THE day after Princess Diana’s funeral I went into central London, naively assuming that “most people would have gone home by then”.

I lived quite near London at the time, and had stayed there overnight with friends. On the Sunday afternoon we decided to check out the Diana tributes and soak up some of the atmosphere of that extraordinary time. We thought there’d just be a few diehards in Union Jack top hats wandering about. But of course the place was heaving with crowds, not just Royal fans and tourists, but also people like us just having a nosey round.

It was overwhelming, even to us ghoulish spectators. And gazing at all the cards, candles, balloons, photos, stuffed toys and other trinkets pinned to the gates of Kensington Palace, and the huge carpet of flowers sprawled on the ground, my main thought was: ‘Someone is going to have clear all this up.’

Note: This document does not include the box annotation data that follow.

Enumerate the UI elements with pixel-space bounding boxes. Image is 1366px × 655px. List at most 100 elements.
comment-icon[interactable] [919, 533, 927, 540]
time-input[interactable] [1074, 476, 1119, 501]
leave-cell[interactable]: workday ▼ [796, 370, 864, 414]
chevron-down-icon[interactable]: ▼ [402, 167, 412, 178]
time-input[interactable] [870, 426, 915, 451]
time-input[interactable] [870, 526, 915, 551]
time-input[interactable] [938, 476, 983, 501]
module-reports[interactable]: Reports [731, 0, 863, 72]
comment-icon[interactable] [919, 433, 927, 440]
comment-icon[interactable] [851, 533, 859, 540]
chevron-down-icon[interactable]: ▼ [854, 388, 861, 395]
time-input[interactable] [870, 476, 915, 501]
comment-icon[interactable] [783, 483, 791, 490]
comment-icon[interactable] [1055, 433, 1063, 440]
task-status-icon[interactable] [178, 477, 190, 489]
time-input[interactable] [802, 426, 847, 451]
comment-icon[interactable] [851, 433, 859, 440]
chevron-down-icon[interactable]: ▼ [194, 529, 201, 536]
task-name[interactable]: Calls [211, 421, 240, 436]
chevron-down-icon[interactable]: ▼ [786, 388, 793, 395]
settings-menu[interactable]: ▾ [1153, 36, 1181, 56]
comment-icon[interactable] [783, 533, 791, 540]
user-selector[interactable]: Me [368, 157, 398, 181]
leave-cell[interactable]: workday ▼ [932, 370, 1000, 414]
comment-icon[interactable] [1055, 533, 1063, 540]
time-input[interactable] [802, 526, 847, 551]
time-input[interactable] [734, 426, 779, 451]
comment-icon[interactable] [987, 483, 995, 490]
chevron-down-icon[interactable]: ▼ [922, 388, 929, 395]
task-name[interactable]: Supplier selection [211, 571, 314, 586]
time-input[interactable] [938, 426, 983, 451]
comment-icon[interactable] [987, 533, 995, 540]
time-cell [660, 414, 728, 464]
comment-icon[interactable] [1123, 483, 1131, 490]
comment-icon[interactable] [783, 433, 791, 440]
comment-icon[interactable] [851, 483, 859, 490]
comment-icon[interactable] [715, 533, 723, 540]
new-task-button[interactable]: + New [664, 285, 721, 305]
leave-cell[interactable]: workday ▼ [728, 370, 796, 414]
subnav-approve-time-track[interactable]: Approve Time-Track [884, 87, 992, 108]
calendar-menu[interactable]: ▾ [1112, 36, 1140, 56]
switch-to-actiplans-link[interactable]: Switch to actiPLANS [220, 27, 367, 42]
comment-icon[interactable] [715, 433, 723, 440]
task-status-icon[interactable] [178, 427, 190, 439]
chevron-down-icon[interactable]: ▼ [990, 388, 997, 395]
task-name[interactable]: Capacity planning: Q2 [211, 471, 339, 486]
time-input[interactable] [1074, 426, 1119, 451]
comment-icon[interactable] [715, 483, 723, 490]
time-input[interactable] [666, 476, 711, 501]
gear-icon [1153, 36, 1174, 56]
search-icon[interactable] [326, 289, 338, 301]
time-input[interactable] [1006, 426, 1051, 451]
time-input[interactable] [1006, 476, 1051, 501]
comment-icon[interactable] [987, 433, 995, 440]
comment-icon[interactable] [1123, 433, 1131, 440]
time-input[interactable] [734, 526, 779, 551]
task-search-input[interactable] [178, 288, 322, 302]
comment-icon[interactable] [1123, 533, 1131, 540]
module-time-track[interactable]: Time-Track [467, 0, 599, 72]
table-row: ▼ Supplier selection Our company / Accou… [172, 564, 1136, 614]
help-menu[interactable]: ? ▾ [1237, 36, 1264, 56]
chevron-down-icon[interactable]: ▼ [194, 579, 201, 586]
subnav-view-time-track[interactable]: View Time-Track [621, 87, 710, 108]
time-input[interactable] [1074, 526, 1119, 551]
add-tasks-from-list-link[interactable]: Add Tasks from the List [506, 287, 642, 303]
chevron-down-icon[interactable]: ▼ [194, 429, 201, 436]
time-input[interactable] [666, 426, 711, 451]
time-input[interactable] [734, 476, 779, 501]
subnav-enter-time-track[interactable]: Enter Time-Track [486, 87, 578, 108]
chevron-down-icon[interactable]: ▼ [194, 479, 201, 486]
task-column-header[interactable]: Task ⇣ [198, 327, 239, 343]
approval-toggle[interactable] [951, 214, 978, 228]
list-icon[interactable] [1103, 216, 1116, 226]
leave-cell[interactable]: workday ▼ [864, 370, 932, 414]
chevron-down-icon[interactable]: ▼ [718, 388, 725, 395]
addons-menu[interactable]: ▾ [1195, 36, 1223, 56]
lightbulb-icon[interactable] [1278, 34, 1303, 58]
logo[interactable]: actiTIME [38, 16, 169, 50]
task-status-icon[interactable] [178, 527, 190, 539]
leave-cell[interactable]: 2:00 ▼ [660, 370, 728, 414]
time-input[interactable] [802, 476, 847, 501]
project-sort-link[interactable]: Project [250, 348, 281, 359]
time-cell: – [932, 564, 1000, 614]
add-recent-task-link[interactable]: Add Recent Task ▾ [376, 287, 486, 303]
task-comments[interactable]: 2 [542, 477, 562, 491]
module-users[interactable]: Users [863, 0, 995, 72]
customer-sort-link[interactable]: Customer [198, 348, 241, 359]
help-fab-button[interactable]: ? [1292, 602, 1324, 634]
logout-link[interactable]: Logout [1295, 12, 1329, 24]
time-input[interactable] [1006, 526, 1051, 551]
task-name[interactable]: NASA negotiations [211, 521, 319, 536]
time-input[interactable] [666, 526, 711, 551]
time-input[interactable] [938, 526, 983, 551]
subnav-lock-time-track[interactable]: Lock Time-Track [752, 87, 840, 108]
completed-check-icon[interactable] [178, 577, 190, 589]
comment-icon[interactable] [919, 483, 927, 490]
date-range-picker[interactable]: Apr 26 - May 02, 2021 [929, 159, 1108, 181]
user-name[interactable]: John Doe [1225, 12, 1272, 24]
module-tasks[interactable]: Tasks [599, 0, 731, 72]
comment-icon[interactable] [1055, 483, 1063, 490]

Many of the bunches of flowers had been there a week and were starting to rot, and there was a heck of a lot of plastic wrapping that would need to be recycled. When people leave floral tributes at times like this, and add to the scale of them as they mount up, do they ever think about those who will be tasked with the mammoth job of disposing of it all?

We’d never really seen anything like it until Diana’s death, but since then it has become commonplace, whenever anyone in the public eye dies, to leave a mountain of flowers and trinkets in their memory. Isn’t it all just ‘tribute litter’?

Since the death of the Duke of Edinburgh was announced last Friday, people have defied lockdown measures to lay flowers at the gates of Buckingham Palace, Windsor Castle, Sandringham and Balmoral. This is despite both the Government and Palace officials urging mourners not to leave tributes at Royal residences, and to pay their respects at home, online, instead. We are, after all, still in the grip of a global pandemic. Some flowers were being removed by Royal aides minutes after they were left by the public.

It’s quite touching that people thought so much of Prince Philip that they’re moved to pay some kind of tribute - but I can’t help thinking he wouldn’t have been particularly impressed with such sentimental gestures.

He struck me as a no-nonsense chap, like many men of his generation, particularly those with his kind of schooling and military background. Aside from the pomp and ceremony of Royal life, to say he didn’t like fuss was probably something of an understatement. So I doubt he’d have gone in for mawkish displays of affection, however well intended they may be. He might have had more respect for people who, instead of laying flowers, donated to his charities.

During that strange week following Princess Diana’s death there was an uncomfortable moment when senior members of the Royal family came out before crowds to look at some of the flowers and handwritten messages. It was all very awkward, and I’m not convinced the Royals were particularly moved by the floral sea. It was clearly a PR stunt to appease the public. Prince Harry has said since that he found it strange that so many people who didn’t even know his mother could grieve so publicly for her. Quite.

I’m afraid I don’t find these death tributes moving. Poppy wreaths are different, as they are laid once a year for Armistice commemorations. But when it comes to plastic-wrapped bunches of flowers left in tatty piles by people who are urged to stay away, what I’m thinking is: ‘Someone is going to have to clear all this up.’